"Нина Федорова. Шпион (Сб. эмигрантской прозы "Пестрые рассказы")" - читать интересную книгу автора

пустыню и, сузив жизнь до одного лишь попечения о спасении души, неустанно
петь псалмы и читать кафизмы.

Но уйти не удалось. В Харбин пришли японцы. Русское население было
поставлено на учет. Дядю, как военного специалиста, стали вызывать то в штаб
японский, то в полицию, но он от всякой активности- отказывался. И с
прежними товарищами по оружию пошли споры. Они ему о войне, а дядя им о
любви к ближнему. Они о стратегии, а дядя от Писания. Они о сотрудничестве с
японцами, а дядя о спасении души.

- Представляется случай большевиков сбросить...
- Не я их сажал, не мне их сбрасывать.
- Переменить власть..
- Одна есть в мире власты Божия. Ее не перемените
- Полно! Тут на земле есть тоже...
- А на земле "несть же власти, аще не от Бога"... Заслужили и получили.
Замолим грехи, Бог помилует, без моих и ваших трудов низложит. Россию не
завоевывать с японцами надо, а вымаливать у Бога... Что может сделать японец
без Божьего соизволения?
- Но жить невозможно...
- Поскольку главное занятие христианина есть спасение души, то
большевики тут ничему не мешают. Наоборот, способствуют.

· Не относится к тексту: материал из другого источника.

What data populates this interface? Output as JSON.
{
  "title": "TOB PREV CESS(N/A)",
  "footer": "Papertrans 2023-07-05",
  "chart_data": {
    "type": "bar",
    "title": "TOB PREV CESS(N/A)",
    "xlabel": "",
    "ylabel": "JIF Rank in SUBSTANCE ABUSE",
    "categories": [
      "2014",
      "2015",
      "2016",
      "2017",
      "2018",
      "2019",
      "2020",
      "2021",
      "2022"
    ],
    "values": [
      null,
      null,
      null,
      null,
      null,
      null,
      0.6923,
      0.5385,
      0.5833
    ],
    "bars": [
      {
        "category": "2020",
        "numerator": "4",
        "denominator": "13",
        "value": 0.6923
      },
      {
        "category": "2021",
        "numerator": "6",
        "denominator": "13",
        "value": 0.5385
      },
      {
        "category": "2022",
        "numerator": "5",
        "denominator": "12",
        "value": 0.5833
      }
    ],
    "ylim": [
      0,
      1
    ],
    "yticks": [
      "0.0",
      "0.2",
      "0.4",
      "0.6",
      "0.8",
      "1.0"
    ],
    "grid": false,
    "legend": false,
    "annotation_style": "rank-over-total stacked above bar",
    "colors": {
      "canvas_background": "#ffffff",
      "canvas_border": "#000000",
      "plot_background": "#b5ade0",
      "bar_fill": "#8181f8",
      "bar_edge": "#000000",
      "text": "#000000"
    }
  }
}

И в "кругах" решили, что дядя перешел на сторону большевиков, душу
продал коммунистам, работает, как советский агент, получает приличное
жалование и, отныне, он - человек подозрительный и опасный. Тетя плакала от
этих слухов. Нас дразнили в школе. Приходили анонимные письма с угрозами. Но
дядя лицом был светел, душой спокоен и готов к мученичеству. Тут-то и
приставили к нам шпиона.

Мы его обнаружили утром. Из окна увидали. Сидит человек на скамейке у
входа: воротник поднят, шляпа на глаза надвинута, в руках записная книжка и
карандаш наготове. Мы решили, что это поэт, и не надо ему мешать: вот, ведь,
с каким трудом пишет, за два часа ничего не написал. Но когда дядя вышел на
прогулку, то шпион, быстро записал что-то, выскочил, как бы ударенный
электрическим током, и, засунув руки глубоко в карманы, пошел за дядей
какой-то необыкновенной, крадущейся походкой. Дядя был неутомимый ходок. Не
имея никакой службы, он в ходьбе тратил свою энергию. Закаленный в походах,
он был необычайно вынослив. Углубившись же в размышления о "Поучениях
Отеческих", он, забыв себя, мог ходить часами. Когда дядя возвратился с
прогулки, шпион едва плелся за ним, вспотевший, еле живой; от его прежней
стилизованной походки ничего не осталось. Конечно, мы не сразу поняли, что
это - шпион, но так как это хождение за дядей и записывание повторялось, то
и сомнений уже быть не могло.

Шпион был русский молодой человек, с лицом решительным и взглядом
нахмуренным. Но была в нем какая-то детскость, что-то наивное и голодное,
что-то честное и старательное. В своей должности, очевидно, неопытный, он
играл ее добросовестно, следуя лучшим образцам детективного искусства, как
его понимают в кинематографе. Он наполнил нашу жизнь.